Buy in the UK | Buy in Canada

If you can imagine Frances Hodgson Burnett (The Secret Garden; The Little Princess) rewritten in Cockney and embellished with the "coarse language" that certain television programs warn us about, you pretty much have NOT ALL TARTS.

The story is told in the voice of a seven year old girl growing up in Soho, a raffish London district, in the cafe owned by her foster parents. Her birth mother, known as the Perfumed Lady, is a bit of a mystery (and this is the only mystery) but definitely a drunk and a prostitute. Sound grim? It isn't.

This is not the London of the young Krays, but a warm-hearted and sentimental portrait of a London demi-monde where almost everyone save the pimps has a heart of gold.
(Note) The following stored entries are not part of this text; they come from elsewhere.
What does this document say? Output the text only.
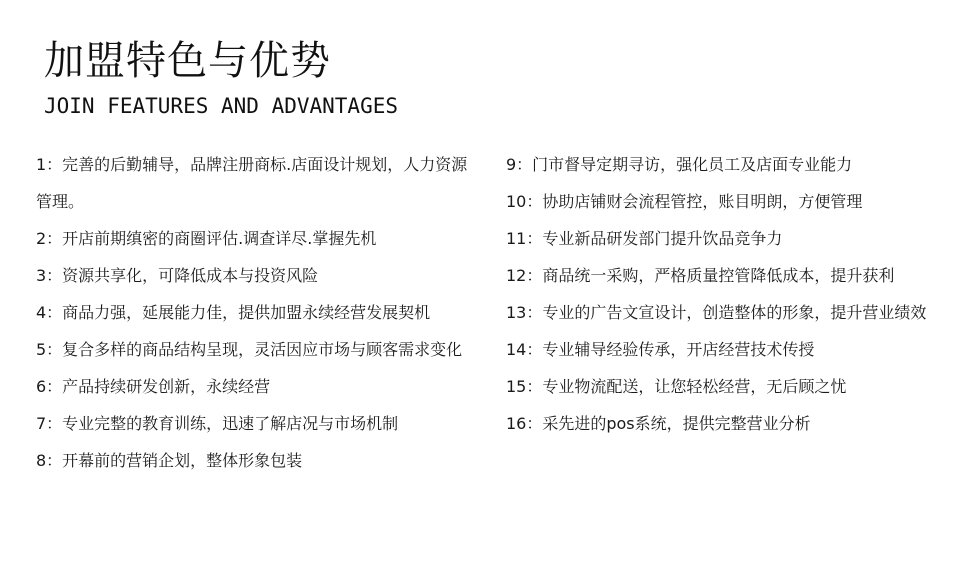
加盟特色与优势
JOIN FEATURES AND ADVANTAGES
1：完善的后勤辅导，品牌注册商标.店面设计规划，人力资源管理。
2：开店前期缜密的商圈评估.调查详尽.掌握先机
3：资源共享化，可降低成本与投资风险
4：商品力强，延展能力佳，提供加盟永续经营发展契机
5：复合多样的商品结构呈现，灵活因应市场与顾客需求变化
6：产品持续研发创新，永续经营
7：专业完整的教育训练，迅速了解店况与市场机制
8：开幕前的营销企划，整体形象包装
9：门市督导定期寻访，强化员工及店面专业能力
10：协助店铺财会流程管控，账目明朗，方便管理
11：专业新品研发部门提升饮品竞争力
12：商品统一采购，严格质量控管降低成本，提升获利
13：专业的广告文宣设计，创造整体的形象，提升营业绩效
14：专业辅导经验传承，开店经营技术传授
15：专业物流配送，让您轻松经营，无后顾之忧
16：采先进的pos系统，提供完整营业分析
What redeems this book is the narrator, Rosie, who views the fairly horrific scene around her with a kind of cool innocence that arouses the protective instincts of practically everyone and who relates her adventures in an entertaining and largely comprehensible version of Cockney. (Though, I admit, being "Brahms" did stump this Canadian until I thought of Brahms and Liszt.)

This book won the Harry Bowling Prize, which is given for a first adult novel set in London that follows in the story tradition of Harry Bowling, lately deceased. This fact may explain what I found the greatest mystery about the book---why Granger did not clean up the language a little bit and issue it as a juvenile, which it essentially is. As it stands, many adults may find it sweet, if a bit like the candy floss Rosie is so fond of, a little of which goes a long way.